One emerging trend seems to be that the category
of sheaves of sets on the site of smooth manifolds
(also known as the category of generalized manifolds)
is _the_ right category of what one might call smooth sets.
(Here we no longer restrict our attention to spaces that look
the same at every point, and in fact we have spaces
that have no points at all.)
In particular, it includes all sorts of infinite-dimensional manifolds, such as Banach and Fréchet manifolds
as full subcategories.
It also contains many other categories of smooth
objects, such as diffeological spaces, as full subcategories.
Also, this category can be generalized nicely to higher smooth homotopy
types, e.g., smooth stacks = smooth homotopy 1-types,
which constantly pop up even if you're studying ordinary
differential geometry.

As an example, one can cite the following result.
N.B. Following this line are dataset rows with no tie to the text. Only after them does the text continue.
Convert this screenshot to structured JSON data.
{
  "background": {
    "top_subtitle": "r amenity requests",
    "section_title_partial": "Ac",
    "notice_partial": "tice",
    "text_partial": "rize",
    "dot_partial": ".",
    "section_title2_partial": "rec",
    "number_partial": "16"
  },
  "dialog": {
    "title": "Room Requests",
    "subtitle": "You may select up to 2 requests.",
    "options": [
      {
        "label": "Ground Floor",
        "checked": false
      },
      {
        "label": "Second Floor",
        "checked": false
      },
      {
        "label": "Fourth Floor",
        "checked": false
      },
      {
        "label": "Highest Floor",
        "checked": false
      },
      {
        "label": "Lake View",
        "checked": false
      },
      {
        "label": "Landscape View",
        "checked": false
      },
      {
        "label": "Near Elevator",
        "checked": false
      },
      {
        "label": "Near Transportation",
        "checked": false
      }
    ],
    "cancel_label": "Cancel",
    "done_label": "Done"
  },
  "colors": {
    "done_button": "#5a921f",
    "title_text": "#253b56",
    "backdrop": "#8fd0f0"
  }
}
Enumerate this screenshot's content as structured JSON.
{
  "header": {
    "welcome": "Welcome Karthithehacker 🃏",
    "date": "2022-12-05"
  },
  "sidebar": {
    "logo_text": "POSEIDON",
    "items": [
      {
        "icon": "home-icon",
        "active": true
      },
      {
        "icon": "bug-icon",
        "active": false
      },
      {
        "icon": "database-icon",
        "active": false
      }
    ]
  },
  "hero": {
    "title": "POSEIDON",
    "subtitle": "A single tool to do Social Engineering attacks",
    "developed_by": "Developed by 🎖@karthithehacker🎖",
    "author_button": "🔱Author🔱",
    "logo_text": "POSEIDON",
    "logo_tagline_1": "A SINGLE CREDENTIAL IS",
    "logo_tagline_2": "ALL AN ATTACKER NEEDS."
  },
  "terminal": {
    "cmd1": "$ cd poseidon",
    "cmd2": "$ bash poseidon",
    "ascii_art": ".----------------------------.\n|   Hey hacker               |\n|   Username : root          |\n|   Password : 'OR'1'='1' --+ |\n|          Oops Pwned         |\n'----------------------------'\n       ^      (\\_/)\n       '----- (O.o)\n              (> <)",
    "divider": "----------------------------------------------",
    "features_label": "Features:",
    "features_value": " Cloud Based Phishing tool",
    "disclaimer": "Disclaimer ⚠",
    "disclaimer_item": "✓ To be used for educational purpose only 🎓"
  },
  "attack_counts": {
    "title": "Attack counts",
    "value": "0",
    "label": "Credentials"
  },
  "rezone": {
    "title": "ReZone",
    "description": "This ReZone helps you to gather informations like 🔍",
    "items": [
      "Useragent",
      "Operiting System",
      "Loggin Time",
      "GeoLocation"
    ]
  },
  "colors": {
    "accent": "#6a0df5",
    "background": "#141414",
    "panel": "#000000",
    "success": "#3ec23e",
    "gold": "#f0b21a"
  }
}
Consider the smooth stack B^∇G of smooth principal G-bundles
with connection and the smooth set Ω of differential forms.
The set of maps B^∇G→Ω turns out to be canonically
isomorphic to the algebra of Ad-invariant polynomials
on the Lie algebra of G.
Thus one recovers Chern-Weil theory in a very natural way.
See the recent paper by Freed and Hopkins for details:
http://arxiv.org/abs/1301.5959.
I don't think this result can be obtained in any other
model of smooth objects, because other models
do not allow for spaces like B^∇G and Ω.